The work that went into replicating that boat at the time cost US$2 million. More details about the vessel itself can be found in my journal called "Why the Emeraude". However, Ha Long Bay would still be heaven without it. As a matter of fact, after two separate cruises on the Emeraude, I now crave to experience it on one of the less luxurious, more authentics frigates that depart daily from Hai Phong Harbor.

This is more authentic and more Vietnamese

The fact that there really is no destination here is a joy. One never really tires at looking at the marvelous limestone monoliths which come in different shapes, sizes, and some even hold within their walls breathtaking grottos. We saw them in hazy weather, and in sunny weather and I found that the mystery and romance of Ha Long Bay is enhanced by the grayness of fog. Of course, a photographer's dream is probably Ha Long on a clear day, but there is a certain mystic quality to this world heritage sight when light is dim.

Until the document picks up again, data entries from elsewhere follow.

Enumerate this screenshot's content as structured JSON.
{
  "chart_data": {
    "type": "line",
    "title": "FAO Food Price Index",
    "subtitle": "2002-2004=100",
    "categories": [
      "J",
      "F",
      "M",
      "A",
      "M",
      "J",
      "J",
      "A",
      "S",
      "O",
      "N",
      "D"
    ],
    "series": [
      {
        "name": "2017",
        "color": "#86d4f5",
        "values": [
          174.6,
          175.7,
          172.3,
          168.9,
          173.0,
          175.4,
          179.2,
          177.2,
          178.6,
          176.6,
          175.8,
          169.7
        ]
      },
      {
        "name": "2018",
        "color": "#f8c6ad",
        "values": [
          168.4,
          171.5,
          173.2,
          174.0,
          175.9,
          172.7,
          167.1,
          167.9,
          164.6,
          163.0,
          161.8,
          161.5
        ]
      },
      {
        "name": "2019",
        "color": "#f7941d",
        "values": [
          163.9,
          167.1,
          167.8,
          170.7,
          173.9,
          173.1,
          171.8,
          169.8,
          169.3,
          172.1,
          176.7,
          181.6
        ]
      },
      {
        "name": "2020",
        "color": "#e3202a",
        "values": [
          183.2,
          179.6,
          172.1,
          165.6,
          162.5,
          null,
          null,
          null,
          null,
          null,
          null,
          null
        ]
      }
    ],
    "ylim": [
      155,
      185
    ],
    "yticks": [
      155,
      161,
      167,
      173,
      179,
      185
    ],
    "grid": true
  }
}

And they will stand here long after we are gone

As you approach the city, before you get a glimpse of the water, you can begin seeing these weird rocky formations framing the farmland. Oh yes, there are rice fields till the end of the world here. At first, they are not terribly impressive, but get progressively higher, wider, and shaped like some animals. In fact, the Viet Namese have dubbed a few of them (there are over 1900 of these in the Bay) according to their likenesses. Once aboard a vessel, and as the shore gets more distant, the quiet is almost eerie. The water is teal blue at times, at others it can turn transparent.

at times like a mirror

Because there are people who make the Bay their home, there will be areas that reflect what I call the "human footprint". The water is not as clean, but the houseboats are very colorful, and some are downright luxurious by fishermen's standards.

this is home for some

Naturally, when the Bay inhabitants spot the Emeraude, they all come in their canoes, and basket boats, some filled to the brim with all sorts of foods, drinks, souvenir items, seashells and some actually come to beg for money. Not the adults, but the children are made to do the bidding. We were told that the people who live in Ha Long Bay  are not poor. So I gave bananas, and whatever else I could find which I had brought from New York.

Chuck used to call this "Costco on Wheels"

There also reigns a surreal sensation of being surrounded by gigantic rocks jutting out of the sea that remind you of the smallness of humankind.

majestic and impenetrable

No matter how many people are on the ship, you feel singularly alone and in synergy with nature. The mundane and the pedestrian worries of the neurotic world have no place in Ha Long Bay. It's almost as if the limestones are laughing at you or showing off their staying power. You can wait for your breath to halt watching the sun set, or better yet, take a nap, have someone come to your cabin and give you a massage (which will force the nap) and wait for darkness.

the stillness is suffused in the orange light on sunset

Darkness in Ha Long Bay is total; it's intense and permeating. The only lights to be had are those on the curving deck; beyond that, the blackness of India ink could compete with the atmosphere. It's as if someone came and erased it all; the water, the rocks, the boats, the people, the sky and the clouds. Again, faced with the formidable, potent, relentless nature. Shall we have dinner now?